L’incontro in Turchia fra Lavrov e Kuleba si è risolto in qualcosa di peggio di un fallimento: una retromarcia rispetto ai pur flebilissimi segnali di apertura emersi negli incontri in Bielorussia.
Due ore senza risultati, due ore che possiamo immaginare trascorse fra gelidi rimpalli di responsabilità e accuse dirette fra le parti. L’incontro in Turchia, ad Antalya, aveva acceso qualche speranza perché – per la prima volta dall’inizio dell’aggressione ordinata da Putin – Russia e Ucraina si incontravano a livello di ministri degli Esteri. Alla resa dei conti, il faccia a faccia fra Serghei Lavrov e Dmitro Kuleba si è risolto in qualcosa di peggio di un fallimento: una retromarcia rispetto ai pur flebilissimi segnali di apertura emersi negli incontri in Bielorussia.

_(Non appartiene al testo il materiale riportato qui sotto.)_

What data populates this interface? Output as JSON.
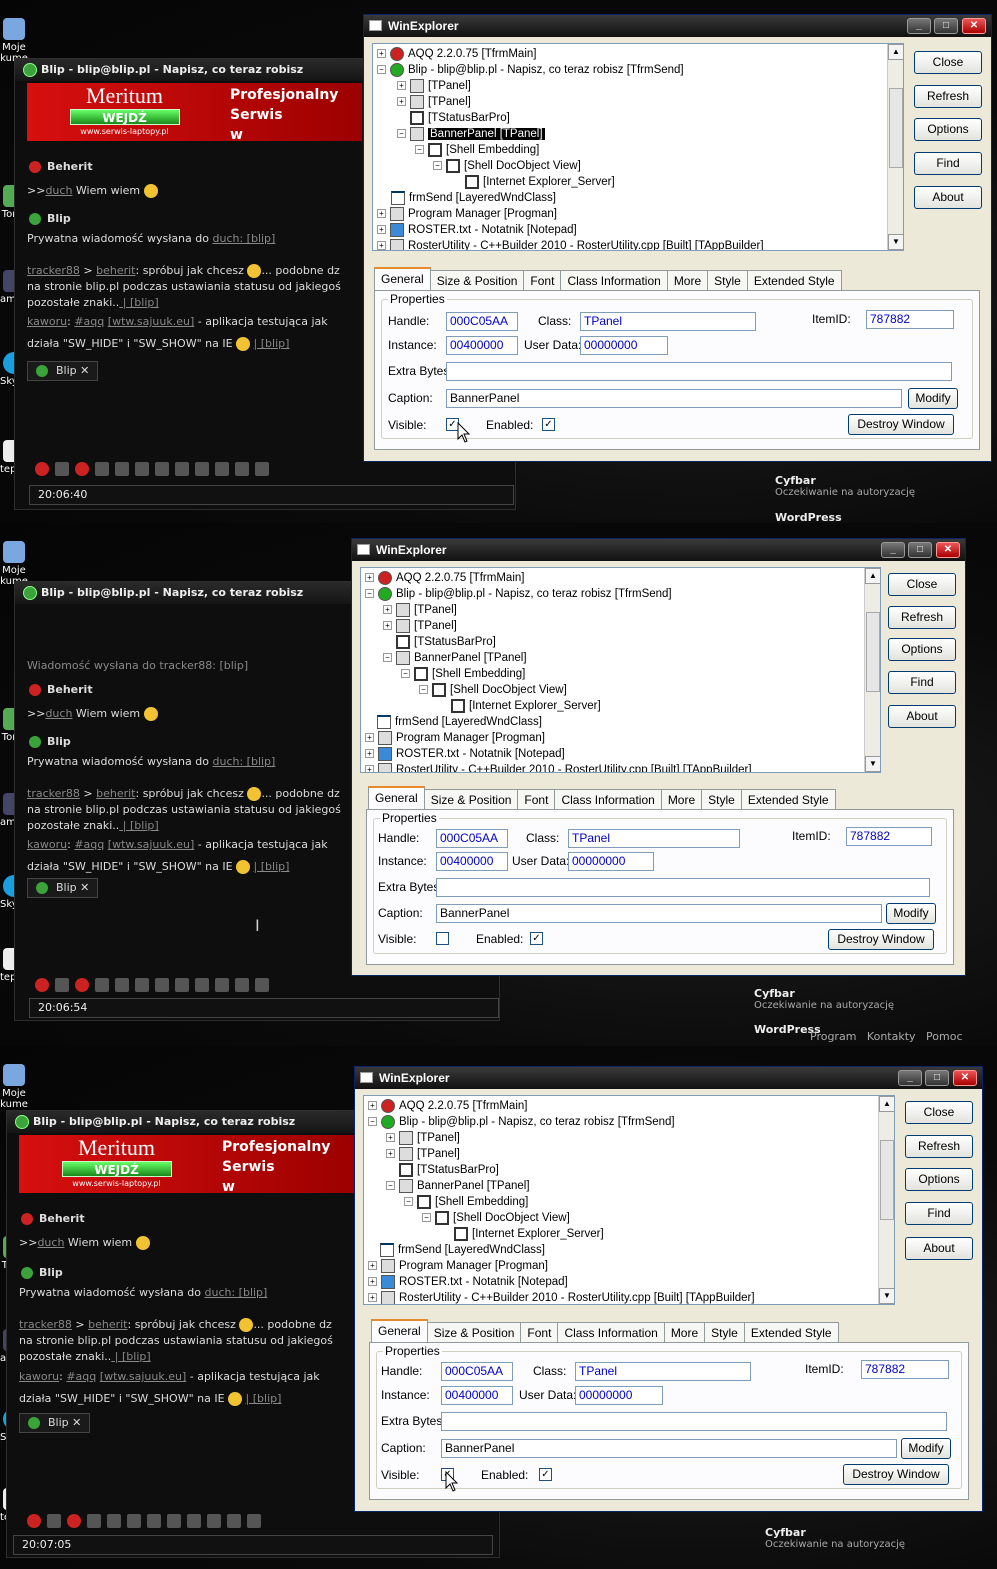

Ne è prova quanto dichiarato dal presidente ucraino Zelensky: «I russi vogliono umiliarci. Vogliono che i nostri cittadini prendano il pane dalle mani dell’invasore e che accettino, pur di salvarsi, di andare nella Federazione Russa». «Sono dei mostri», la sua conclusione. Ciò che sembra emergere con sempre maggior forza è che Putin non abbia alcuna voglia e interesse a trattare in questo momento.
Vuole farlo alle sue condizioni, quando avrà raggiunto almeno parte degli obiettivi strategici, che continuano a sfuggirgli sul campo. È stata una brutta giornata per la diplomazia, come confermato anche dal presidente francese e presidente di turno dell’Ue Emmanuel Macron.
Lo fa capire lo stesso dittatore di Mosca, che usa parole di fuoco contro l’Occidente ma poi conferma tutti gli impegni russi nell’export di gas e petrolio. Perché ha un disperato bisogno di valuta pregiata, per pagare – finché potrà – la sua guerra di aggressione.